Nel nostro cielo un rombo di tuono, il mito di Riva

5 Luglio 2023 di Stefano Olivari

È possibile raccontare lo scudetto del Cagliari in maniera originale? No, perché il genere ‘scudetto delle provinciali’, che riguarda anche squadre non di provincia come le romane e il Napoli, ha schemi fissi e forse è anche giusto così. Certo il film Nel nostro cielo un rombo di tuono, appena visto su Sky, è il racconto della vita di Gigi Riva e non solo della stagione 1969-70, ma è ovvio che il cuore della narrazione sia lì con tutti i suoi stereotipi sulla rivincita contro le grandi del Nord (ma quel Cagliari era finanziato da Moratti, da Rovelli ed in senso lato dallo Stato) e sulla Sardegna: non ci vengono risparmiati né pastori né mamuthones.

Poi il film di Riccardo Milani si guarda bene, anche perché noi siamo cresciuti nel mito di Riva avendolo visto dal vivo soltanto una volta e quando era agli sgoccioli: eroe omerico nel fisico e nello spirito, con una infanzia davvero durissima senza bisogno di inventarsela come fanno i trapper o gli attori, soprattutto eroe nazionale e l’Italia non ne ha tanti, nel divisivo calcio poi ne ha proprio pochissimi. La forza delle immagini poi ben racconta la depressione dell’ex campione, la cui importanza da dirigente della Nazionale con tanti c.t. (Vicini, Sacchi, Maldini, Zoff, Trapattoni, Lippi, Donadoni, Prandelli) è stata spesso sottovalutata.

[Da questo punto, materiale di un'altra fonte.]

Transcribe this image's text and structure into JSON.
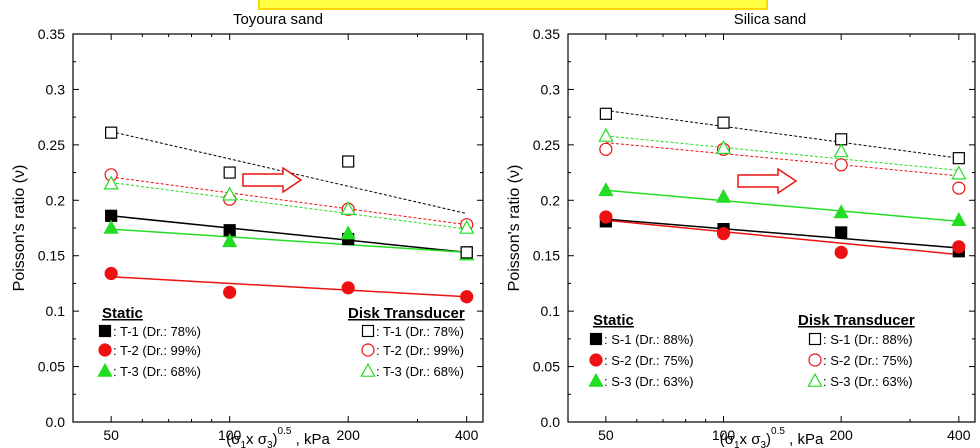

Come sottovalutato è anche quel Cagliari, quasi che sminuirlo dia più forza al racconto della grandezza di Riva. Un altro merito del film è proprio ricordare che fosse una buonissima squadra, al pari e anche più delle grandi tradizionali dell’epoca, tanto è vero che mandò ai Mondiali messicani ben 6 giocatori. Giusto anche ricordare che lo scudetto 1968-69 fu praticamente buttato, così come che la carriera di Riva sia stata molto limitata da due tremendi infortuni con la maglia azzurra: si può dire che il vero Riva si sia visto fino ai 26 anni, per questo motivo ma non solo: rapportato all’epoca era un divo concupito dalle donne e inseguito dagli amici dei calciatori, che non mancavano nemmeno a Cagliari.

Banale la parte, pensando anche al calciomercato di oggi, su Riva che si sarebbe sempre opposto al trasferimento alla Juventus, all’Inter o al Milan. Non è vero, prima di tutto perché un calciatore dell’epoca, nemmeno il più famoso, poteva opporsi ad alcun trasferimento. Nemmeno Rivera, che infatti per evitare di andare al Torino quasi fece comprare il Milan da finanzieri-amici. Nemmeno Mazzola, nemmeno Bulgarelli: utili parafulmini di club che venivano smantellati facendo scrivere ai giornalisti di ‘politica dei giovani’ e di bilanci da risanare: l’avete già letta di recente? La differenza è che il tifoso faceva il tifoso, non il contabile, e volavano le sassate mentre oggi ci si masturba per i saluti su Instagram. Oltretutto Riva, soprattutto il Riva post 1970, sarebbe stato anche disposto ad andarsene e fu bloccato dai veti incrociati delle grandi più che dal Cagliari.

Efficace il racconto di uno Juventus-Cagliari, con i famosi due rigori di Lo Bello: quello sbagliato dalla Juventus fatto ripetere e poi segnato, quello del Cagliari inventato come compensazione. In mezzo insulti e minacce che oggi sarebbero vivisezionati ma che allora furono gestiti dal buon senso di un arbitro-personaggio come nessuno. Il calcio italiano degli anni Sessanta e Settanta, parlando in generale, non è da rimpiangere se non per alcuni fenomeni come appunto Riva.

In sintesi Nel nostro cielo un rombo di tuono, citazione di uno dei più famosi soprannomi dati da Brera, non è un capolavoro ma bisogna dire comunque che nella realtà italiana è nella fascia alta, un po’ oltre le agiografie tipo Sfide, alla narrazione Rosario-Compton della Sky media ed al giovanilismo nerd di DAZN, quindi lo consigliamo vivamente soprattutto a chi di Riva sa poco e non va oltre al record di gol in Nazionale: comunque pazzesco che oggi, con mille partite contro cani e porci, nessuno abbia ancora superato i 35 gol segnati in pochissimi anni da Riva con difensori che impuniti gli spezzavano, e non metaforicamente, le gambe.